When it comes to sovereign risk ratings, it could be a case of "out of Greece and into the fire" as venerable credit-rating agency Standard & Poor's this week joined Moody’s in issuing a sobering warning that Italy could be the next European nation in line for a downgrade.
With bondholders already nervous about Greece’s shaky debt, Italy’s cabinet on Thursday approved an austerity budget package cutting some 47 billion euros ($66.55 billion). The goal was to insulate the country from the crisis facing Italy’s neighbor just across the Adriatic Sea.

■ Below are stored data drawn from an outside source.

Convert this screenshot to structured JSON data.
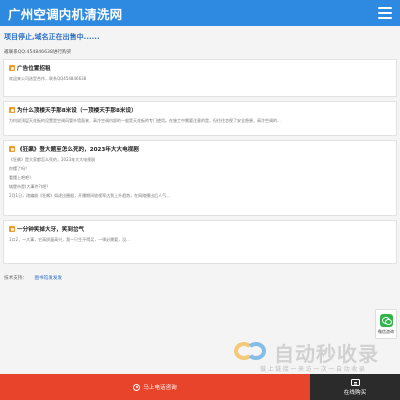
{
  "header": {
    "title": "广州空调内机清洗网",
    "menu_icon": "hamburger-menu-icon"
  },
  "notice": {
    "title": "项目停止,域名正在出售中......",
    "contact": "邀联系QQ:454846638进行购买"
  },
  "cards": [
    {
      "title": "广告位置招租",
      "icon": "notice-icon",
      "lines": [
        "欢迎来公司选型合作，联系QQ454846638"
      ]
    },
    {
      "title": "为什么顶楼天手那8米设（一顶楼天手那8米设）",
      "icon": "article-icon",
      "lines": [
        "为何说顶层天花板的设置是空调风管外墙面来，高冷空调内部的一般是天花板的专门使用。在施工中需要注意的是，但往往忽视了安全隐患，高冷空调的..."
      ]
    },
    {
      "title": "《狂飙》登大题至怎么死的，2023年大大电视剧",
      "icon": "article-icon",
      "lines": [
        "《狂飙》是大家都怎么死的，2023年大大电视剧",
        "你懂了吗？",
        "看懂上吧吧？",
        "城堡市是(大事件?)吧？",
        "2月1日，改编剧《狂飙》如虎出圈般，开播期间收视率达到上升趋势，在网络播出后人气..."
      ]
    },
    {
      "title": "一分钟笑掉大牙，笑到岔气",
      "icon": "article-icon",
      "lines": [
        "1口2，一大事，它高质量高兴，我一只生不得买，一律必需要，没..."
      ]
    }
  ],
  "support": {
    "label": "技术支持：",
    "link": "图书馆发发发"
  },
  "floating": {
    "wechat_label": "微信咨询",
    "wechat_icon": "wechat-icon"
  },
  "watermark": {
    "text": "自动秒收录",
    "sub": "做上链接一来访一次一自动收录"
  },
  "bottom_bar": {
    "call_label": "马上电话咨询",
    "call_icon": "phone-icon",
    "chat_label": "在线购买",
    "chat_icon": "chat-icon",
    "call_color": "#e8442b",
    "chat_color": "#2b2b2b"
  },
  "colors": {
    "header": "#2d8ae0",
    "notice_title": "#2d6fc7",
    "accent_icon": "#f09a2a"
  }
}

But, so far, the measure doesn’t seem to be working.
Before the ink dry on the cutback proposal, analysts at S&P warned that there remains a 1-in-3 chance the agency could lower Italy’s current A+ long-term rating within the next two years.
"In light of Italy's weak growth ... it is our opinion that far more substantial microeconomic and macroeconomic reforms will be required," S&P said in a statement.
The Italian economy was dead in the water for the first quarter of 2011, growing by an anemic 0.1% -- the same as it did in the fourth quarter of 2010. And with the global economy now slowing, there is a good chance Italy’s economy could slip back into a recession.
On top of that bleak prospect, Europe’s third-largest economy is threatened by massive public debt of about 120% of the country's gross domestic product (GDP).
Addressing the just announced new austerity budget proposals -- which included controversial measures to reduce public sector wages and pension obligations -- S&P analysts said "in light of Italy’s weak growth, it is our opinion that far more substantial microeconomic and macroeconomic reforms will be required" to protect the country’s current credit status.
Moody’s issued its own warning on Italy’s credit rating on June 17, cautioning that the government’s inability to pass reforms to reduce its “mountain” of debt had led the agency to put its current Aa2 rating “on review for possible downgrade.”
According to 2011 International Monetary Fund projections, Italy will have a budget deficit-to-GDP ratio of 4.1 percent and public debt ratio of 120.6 percent.